C'è un'immagine che rimane nella testa al termine della proiezione: il sorriso di Carolyn. Ampio, fermo, vivace nonostante la fatica e l'età. Attraverso il suo sorriso, il suo corpo indebolito viviamo la tragedia di Katrina, l'uragano che nel 2005 uccise quasi duemila persone in Louisiana, lasciando dietro di sé una scia di danni materiali e spirituali incalcolabili. Ma Carolyn non è tipo da abbattersi, vuole tornare a vivere nella sua casa in uno dei quartieri più poveri e più colpiti, e assieme alla figlia lotta per riuscirci.

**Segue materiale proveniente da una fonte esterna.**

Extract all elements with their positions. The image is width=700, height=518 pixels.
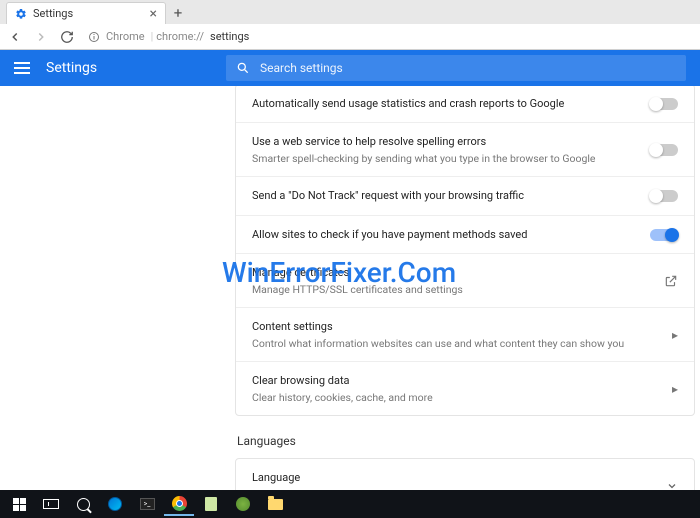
chevron-right-icon: ▸	[672, 382, 678, 396]
hamburger-menu-icon[interactable]	[14, 59, 32, 77]
row-clear-browsing-data[interactable]: Clear browsing data Clear history, cooki…	[236, 361, 694, 415]
folder-icon	[268, 499, 283, 510]
page-title: Settings	[46, 60, 97, 76]
windows-taskbar: >_	[0, 490, 700, 518]
row-subtitle: Control what information websites can us…	[252, 337, 660, 351]
row-manage-certificates[interactable]: Manage certificates Manage HTTPS/SSL cer…	[236, 253, 694, 307]
url-scheme: Chrome	[106, 30, 145, 43]
privacy-card: Automatically send usage statistics and …	[235, 86, 695, 416]
row-payment-methods[interactable]: Allow sites to check if you have payment…	[236, 215, 694, 253]
row-title: Send a "Do Not Track" request with your …	[252, 188, 638, 203]
toggle-usage-stats[interactable]	[650, 98, 678, 110]
row-do-not-track[interactable]: Send a "Do Not Track" request with your …	[236, 176, 694, 214]
taskbar-edge[interactable]	[100, 492, 130, 516]
row-language[interactable]: Language English	[236, 459, 694, 490]
row-subtitle: Manage HTTPS/SSL certificates and settin…	[252, 283, 652, 297]
gear-icon	[15, 8, 27, 20]
taskbar-search-button[interactable]	[68, 492, 98, 516]
reload-button[interactable]	[58, 28, 76, 46]
row-usage-stats[interactable]: Automatically send usage statistics and …	[236, 86, 694, 122]
browser-tab-settings[interactable]: Settings ×	[6, 2, 166, 24]
row-subtitle: Clear history, cookies, cache, and more	[252, 391, 660, 405]
new-tab-button[interactable]: +	[166, 2, 190, 24]
close-icon[interactable]: ×	[150, 7, 157, 21]
row-title: Clear browsing data	[252, 373, 660, 388]
note-icon	[205, 497, 217, 511]
search-icon	[77, 498, 90, 511]
taskbar-app-green[interactable]	[228, 492, 258, 516]
row-subtitle: Smarter spell-checking by sending what y…	[252, 152, 638, 166]
row-title: Use a web service to help resolve spelli…	[252, 134, 638, 149]
section-label-languages: Languages	[237, 434, 693, 448]
row-content-settings[interactable]: Content settings Control what informatio…	[236, 307, 694, 361]
search-input[interactable]	[260, 61, 676, 75]
row-title: Language	[252, 470, 654, 485]
toggle-payment-methods[interactable]	[650, 229, 678, 241]
row-title: Allow sites to check if you have payment…	[252, 227, 638, 242]
taskbar-chrome[interactable]	[164, 492, 194, 516]
toggle-spelling-service[interactable]	[650, 144, 678, 156]
browser-toolbar: Chrome | chrome://settings	[0, 24, 700, 50]
chrome-icon	[172, 496, 187, 511]
forward-button[interactable]	[32, 28, 50, 46]
start-button[interactable]	[4, 492, 34, 516]
url-path: settings	[210, 30, 249, 43]
back-button[interactable]	[6, 28, 24, 46]
taskview-icon	[43, 499, 59, 509]
address-bar[interactable]: Chrome | chrome://settings	[84, 27, 694, 47]
search-icon	[236, 61, 250, 75]
row-title: Manage certificates	[252, 265, 652, 280]
browser-tab-strip: Settings × +	[0, 0, 700, 24]
settings-content: WinErrorFixer.Com Automatically send usa…	[0, 86, 700, 490]
row-title: Content settings	[252, 319, 660, 334]
chevron-right-icon: ▸	[672, 328, 678, 342]
toggle-do-not-track[interactable]	[650, 190, 678, 202]
taskbar-notes[interactable]	[196, 492, 226, 516]
languages-card: Language English Spell check English (Un…	[235, 458, 695, 490]
taskbar-file-explorer[interactable]	[260, 492, 290, 516]
terminal-icon: >_	[140, 498, 155, 510]
edge-icon	[108, 497, 122, 511]
settings-header: Settings	[0, 50, 700, 86]
lime-icon	[236, 497, 250, 511]
chevron-down-icon	[666, 480, 678, 490]
site-info-icon[interactable]	[88, 31, 100, 43]
windows-icon	[13, 498, 26, 511]
external-link-icon	[664, 274, 678, 288]
url-host: chrome://	[156, 30, 204, 43]
settings-search-bar[interactable]	[226, 55, 686, 81]
taskbar-terminal[interactable]: >_	[132, 492, 162, 516]
task-view-button[interactable]	[36, 492, 66, 516]
row-spelling-service[interactable]: Use a web service to help resolve spelli…	[236, 122, 694, 176]
tab-title: Settings	[33, 7, 73, 20]
row-title: Automatically send usage statistics and …	[252, 96, 638, 111]
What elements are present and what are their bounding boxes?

“È la mia americana preferita, me ne sono innamorato all'istante”, dichiara Jonathan Demme all'incontro con il pubblico. Difficile dargli torto, Carolyn ha una personalità magnetica che cattura le telecamere con naturalezza, al pari dei personaggi pubblici già ritratti da Demme – è del 2007 il biopic su Jimmy Carter, pluripremiato a Venezia. Nata durante la segregazione, divenuta chef nei più grandi hotel di New Orleans, Carolyn Parker incarna il sogno americano dei diritti civili e della capacità di risollevarsi nonostante i colpi inferti dal destino, grazie a una determinazione di ferro e alla fede. La sua storia è metafora per un'intera comunità che cerca di rialzarsi dopo la tragedia e ricostruire la propria vita, nel punto in cui l'avevano lasciata. In mezzo, ci sono l'indifferenza delle istituzioni, i contractors che fanno operazione di sciacallaggio sulla ricostruzione, i soldi che non bastano mai.
Nato come un “servizio pubblico” di documentazione del disastro (la versione presentata a Venezia è frutto di una selezione di centinaia di ore di girato nell'arco di cinque anni) progetto personale voluto da Demme, unico operatore delle riprese, I'm Carolyn Parker è un esempio di cinema d'impegno civile che attraverso una storia personalissima riesce a restituire un dramma collettivo e le sue implicazioni politiche, in un equilibrio faticoso tra rabbia, disperazione e ottimismo. Unica (piccola) pecca: lo stile intimo, altamente informale della regia rischia di rendere il film poco accessibile per uno spettatore estraneo alle vicende. Ma la casa di Carolyn è accogliente, e dopo poco ci sentiamo già concittadini di New Orleans.